L’ex premier non intende fare alcun passo indietro nello scontro sulla prescrizione. Nel mirino c’è ancora il ministro della Giustizia

Matteo Renzi continua a tenere il punto sulla prescrizione, rilanciando le minacce dirette nei confronti del ministro Alfonso Bonafede che Italia viva minaccia di sfiduciare senza un accordo interno alla maggioranza. Secondo l’ex premier, intervistato ad Agorà su Raitre, «il lodo Conte è incostituzionale, come spiegano gli esperti, e noi saremo conseguenti con l’impegno a non votare questa norma. Non si possono prendere in giro i cittadini e trasformarli in imputati a vita».

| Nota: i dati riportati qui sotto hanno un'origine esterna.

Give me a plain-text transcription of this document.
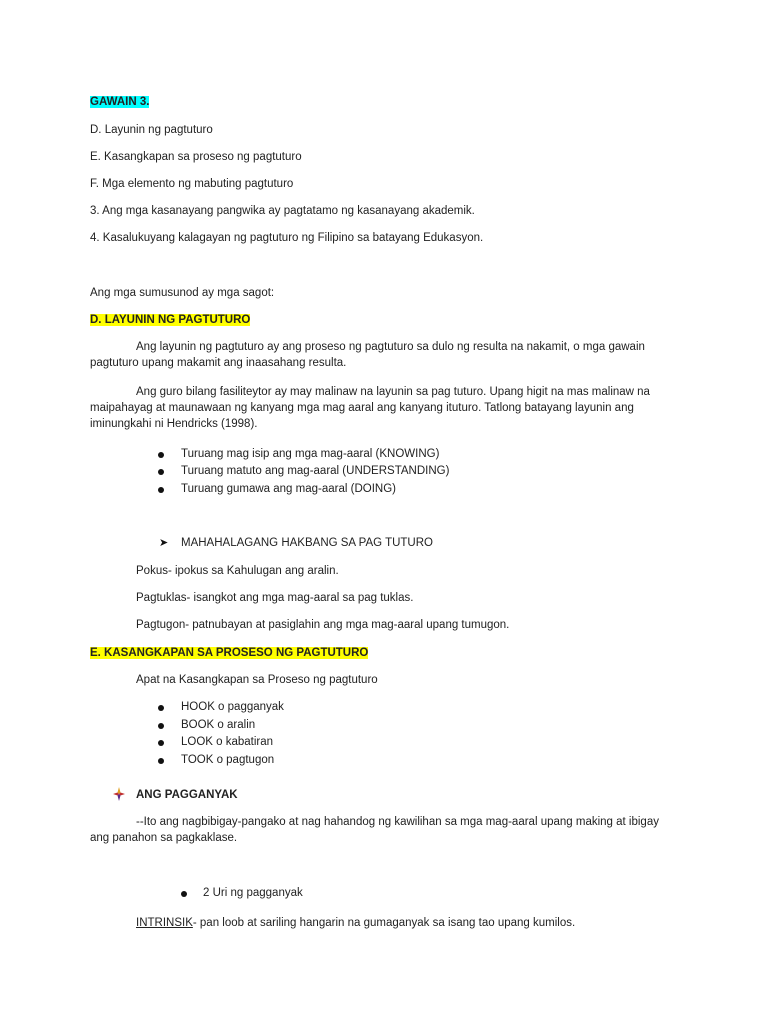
GAWAIN 3.
D. Layunin ng pagtuturo
E. Kasangkapan sa proseso ng pagtuturo
F. Mga elemento ng mabuting pagtuturo
3. Ang mga kasanayang pangwika ay pagtatamo ng kasanayang akademik.
4. Kasalukuyang kalagayan ng pagtuturo ng Filipino sa batayang Edukasyon.
Ang mga sumusunod ay mga sagot:
D. LAYUNIN NG PAGTUTURO
Ang layunin ng pagtuturo ay ang proseso ng pagtuturo sa dulo ng resulta na nakamit, o mga gawain pagtuturo upang makamit ang inaasahang resulta.
Ang guro bilang fasiliteytor ay may malinaw na layunin sa pag tuturo. Upang higit na mas malinaw na maipahayag at maunawaan ng kanyang mga mag aaral ang kanyang ituturo. Tatlong batayang layunin ang iminungkahi ni Hendricks (1998).
Turuang mag isip ang mga mag-aaral (KNOWING)
Turuang matuto ang mag-aaral (UNDERSTANDING)
Turuang gumawa ang mag-aaral (DOING)
➤ MAHAHALAGANG HAKBANG SA PAG TUTURO
Pokus- ipokus sa Kahulugan ang aralin.
Pagtuklas- isangkot ang mga mag-aaral sa pag tuklas.
Pagtugon- patnubayan at pasiglahin ang mga mag-aaral upang tumugon.
E. KASANGKAPAN SA PROSESO NG PAGTUTURO
Apat na Kasangkapan sa Proseso ng pagtuturo
HOOK o pagganyak
BOOK o aralin
LOOK o kabatiran
TOOK o pagtugon
ANG PAGGANYAK
--Ito ang nagbibigay-pangako at nag hahandog ng kawilihan sa mga mag-aaral upang making at ibigay ang panahon sa pagkaklase.
2 Uri ng pagganyak
INTRINSIK- pan loob at sariling hangarin na gumaganyak sa isang tao upang kumilos.
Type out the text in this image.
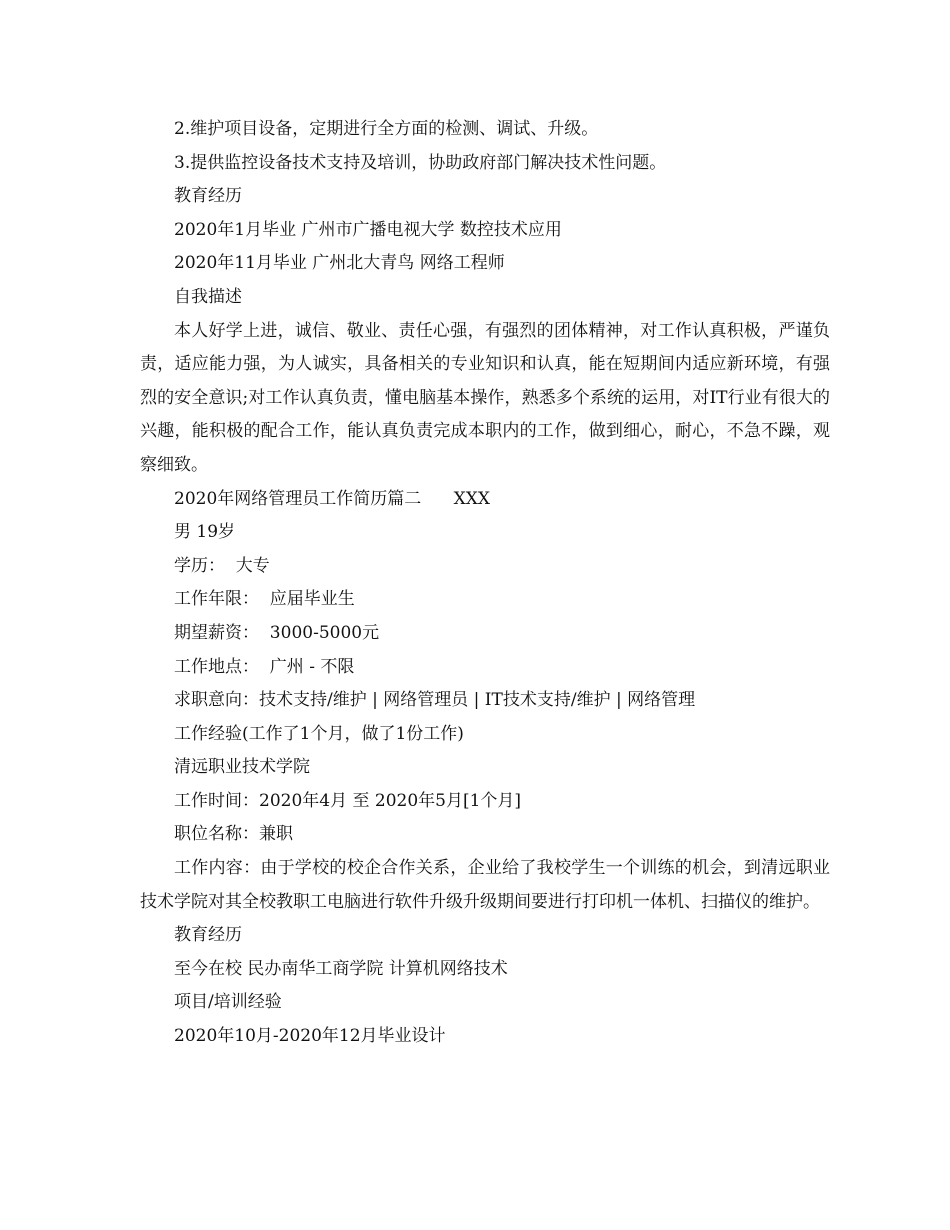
2.维护项目设备，定期进行全方面的检测、调试、升级。

3.提供监控设备技术支持及培训，协助政府部门解决技术性问题。

教育经历

2020年1月毕业 广州市广播电视大学 数控技术应用

2020年11月毕业 广州北大青鸟 网络工程师

自我描述

本人好学上进，诚信、敬业、责任心强，有强烈的团体精神，对工作认真积极，严谨负责，适应能力强，为人诚实，具备相关的专业知识和认真，能在短期间内适应新环境，有强烈的安全意识;对工作认真负责，懂电脑基本操作，熟悉多个系统的运用，对IT行业有很大的兴趣，能积极的配合工作，能认真负责完成本职内的工作，做到细心，耐心，不急不躁，观察细致。

2020年网络管理员工作简历篇二      XXX

男 19岁

学历：  大专

工作年限：  应届毕业生

期望薪资：  3000-5000元

工作地点：  广州 - 不限

求职意向：技术支持/维护 | 网络管理员 | IT技术支持/维护 | 网络管理

工作经验(工作了1个月，做了1份工作)

清远职业技术学院

工作时间：2020年4月 至 2020年5月[1个月]

职位名称：兼职

工作内容：由于学校的校企合作关系，企业给了我校学生一个训练的机会，到清远职业技术学院对其全校教职工电脑进行软件升级升级期间要进行打印机一体机、扫描仪的维护。

教育经历

至今在校 民办南华工商学院 计算机网络技术

项目/培训经验

2020年10月-2020年12月毕业设计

L’opzione di una sfiducia mirata su un ministro del proprio governo non sembra ancora tramontata per Italia viva: «La verificheremo in base a quello che farà il ministro – ha ribadito Renzi – Nelle coalizione si fa un accodo tutti insieme e certo non sono io che sto cambiando posizione». La sfiducia di un ministro per buona parte della maggioranza significa rimettere in discussione l’intero governo, che Renzi invita a discutere di «cose serie».

Per lui la battaglia sulla prescrizione non può valere un prezzo così alto da far cadere l’esecutivo: «Per me no. Lo dica a Bonafede». Certo le minacce di staccare la spina da parte di Italia viva ci sono tutte, come quelle di ieri sera della ministra Teresa Bellanova, che per Renzi «ha sempre ragione. Noi saremo conseguenti con il nostro impegno di non votare questa norma. Ed a chi dice Renzi farà l’accordo per due poltrone, dico le poltrone tenetevele, noi ci teniamo i principi e gli ideali».